The UK commercial property market continues to perform well even if the huge momentum seen last year has slowed somewhat, according to the latest results of MSCI Inc.’s AREF/IPD UK Quarterly Property Fund Index.
The index shows that unlisted real estate funds were able to post a return of 2.5 per cent in the three months to March of this year, which was slightly less than the 3.8 per cent noted in the fourth quarter of 2014.
Funds in the AREF/IPD UK Quarterly Property Fund Index grew by 15.9 per cent year on year and thus continue to outperform the equities and bonds markets, which grew by 4.0 per cent and 1.8 per cent respectively during the three month period in question. This is below the IPD UK Monthly Property Index, which achieved a total return of 18.3 per cent in the 12 months to March 2014.
Executive director at MSCI, Phil Tily, says; “The latest results of the AREF/IPD UK Quarterly Property Index illustrates the ongoing growth within the property market, despite a slowing in performance levels from the final three months of 2014.
“A 15.9% return year-on-year continues to outperform equities and bonds markets.”
The message, then, is that investment in commercial property continues to be a desirable path for commercial property funds, given the stable nature of returns in the field and the potential for further asset growth down the line.
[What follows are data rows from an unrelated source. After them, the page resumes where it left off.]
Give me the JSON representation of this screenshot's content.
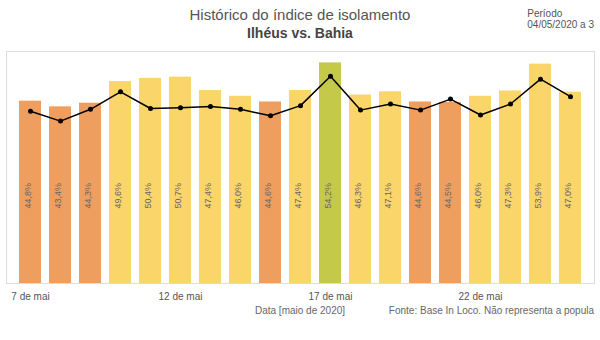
{
  "chart_data": {
    "type": "bar",
    "title": "Histórico do índice de isolamento",
    "subtitle": "Ilhéus vs. Bahia",
    "period_label": "Período",
    "period": "04/05/2020 a 3",
    "x_label": "Data [maio de 2020]",
    "source": "Fonte: Base In Loco. Não representa a popula",
    "categories": [
      "7 de mai",
      null,
      null,
      null,
      null,
      "12 de mai",
      null,
      null,
      null,
      null,
      "17 de mai",
      null,
      null,
      null,
      null,
      "22 de mai",
      null,
      null,
      null
    ],
    "series": [
      {
        "type": "bar",
        "values": [
          44.8,
          43.4,
          44.3,
          49.6,
          50.4,
          50.7,
          47.4,
          46.0,
          44.6,
          47.4,
          54.2,
          46.3,
          47.1,
          44.6,
          44.5,
          46.0,
          47.3,
          53.9,
          47.0
        ],
        "value_labels": [
          "44,8%",
          "43,4%",
          "44,3%",
          "49,6%",
          "50,4%",
          "50,7%",
          "47,4%",
          "46,0%",
          "44,6%",
          "47,4%",
          "54,2%",
          "46,3%",
          "47,1%",
          "44,6%",
          "44,5%",
          "46,0%",
          "47,3%",
          "53,9%",
          "47,0%"
        ],
        "colors": [
          "#ee9f5f",
          "#ee9f5f",
          "#ee9f5f",
          "#f9d56a",
          "#f9d56a",
          "#f9d56a",
          "#f9d56a",
          "#f9d56a",
          "#ee9f5f",
          "#f9d56a",
          "#c5c94a",
          "#f9d56a",
          "#f9d56a",
          "#ee9f5f",
          "#ee9f5f",
          "#f9d56a",
          "#f9d56a",
          "#f9d56a",
          "#f9d56a"
        ]
      },
      {
        "type": "line",
        "color": "#000000",
        "marker": "circle",
        "values": [
          42.3,
          39.9,
          42.8,
          47.1,
          43.0,
          43.2,
          43.5,
          42.8,
          41.2,
          43.7,
          50.9,
          42.6,
          44.1,
          42.6,
          45.3,
          41.4,
          44.1,
          50.2,
          45.9
        ]
      }
    ],
    "ylim": [
      0,
      57
    ],
    "yticks": [],
    "tick_labels": "x",
    "data_labels": true,
    "grid": false
  }
}
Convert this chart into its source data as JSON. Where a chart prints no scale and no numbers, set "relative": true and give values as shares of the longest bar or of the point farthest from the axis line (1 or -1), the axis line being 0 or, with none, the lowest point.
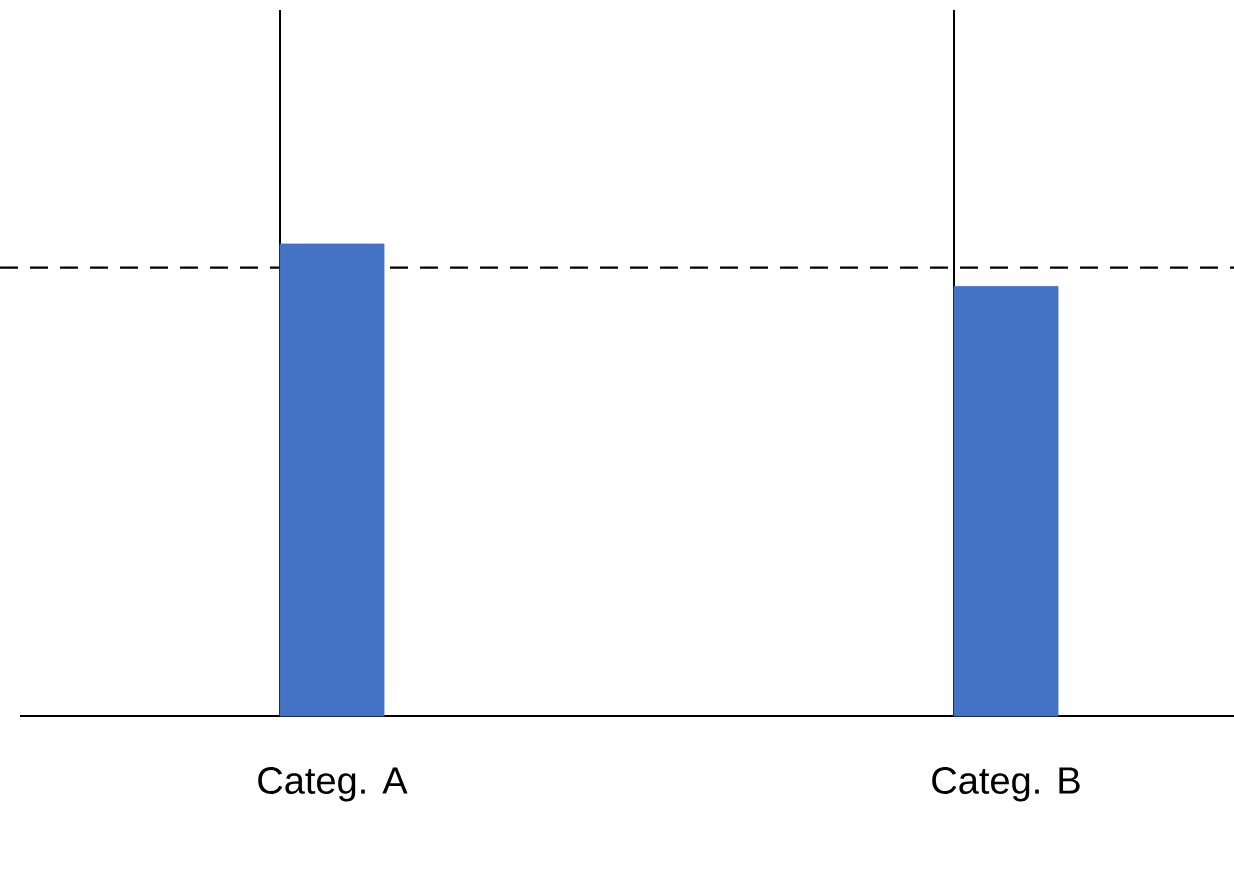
{
  "chart_data": {
    "type": "bar",
    "relative": true,
    "categories": [
      "Categ. A",
      "Categ. B"
    ],
    "values": [
      1,
      0.91
    ],
    "color": "#4472c4",
    "ref_lines": [
      {
        "axis": "y",
        "value": 0.95,
        "line_style": "dashed",
        "color": "#000000"
      },
      {
        "axis": "x",
        "value": "Categ. A",
        "line_style": "solid",
        "color": "#000000"
      },
      {
        "axis": "x",
        "value": "Categ. B",
        "line_style": "solid",
        "color": "#000000"
      }
    ]
  }
}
Although market fluctuations are to be expected, the ongoing strength of the UK’s commercial property values are hugely encouraging – allowing balanced funds to post a 2.8 per cent return in the first quarter and thereby outperform the market overall.
AREF chief executive John Cartwright concurs, saying; ““Whilst the commercial market has cooled slightly in the first quarter, it is interesting to see that the distribution yields on other balanced funds are coming in at 4% – higher than interest rates.
“Getting a better income return on property investments than cash, and with the prospect of long term income growth, still supports the case for property as an asset class.”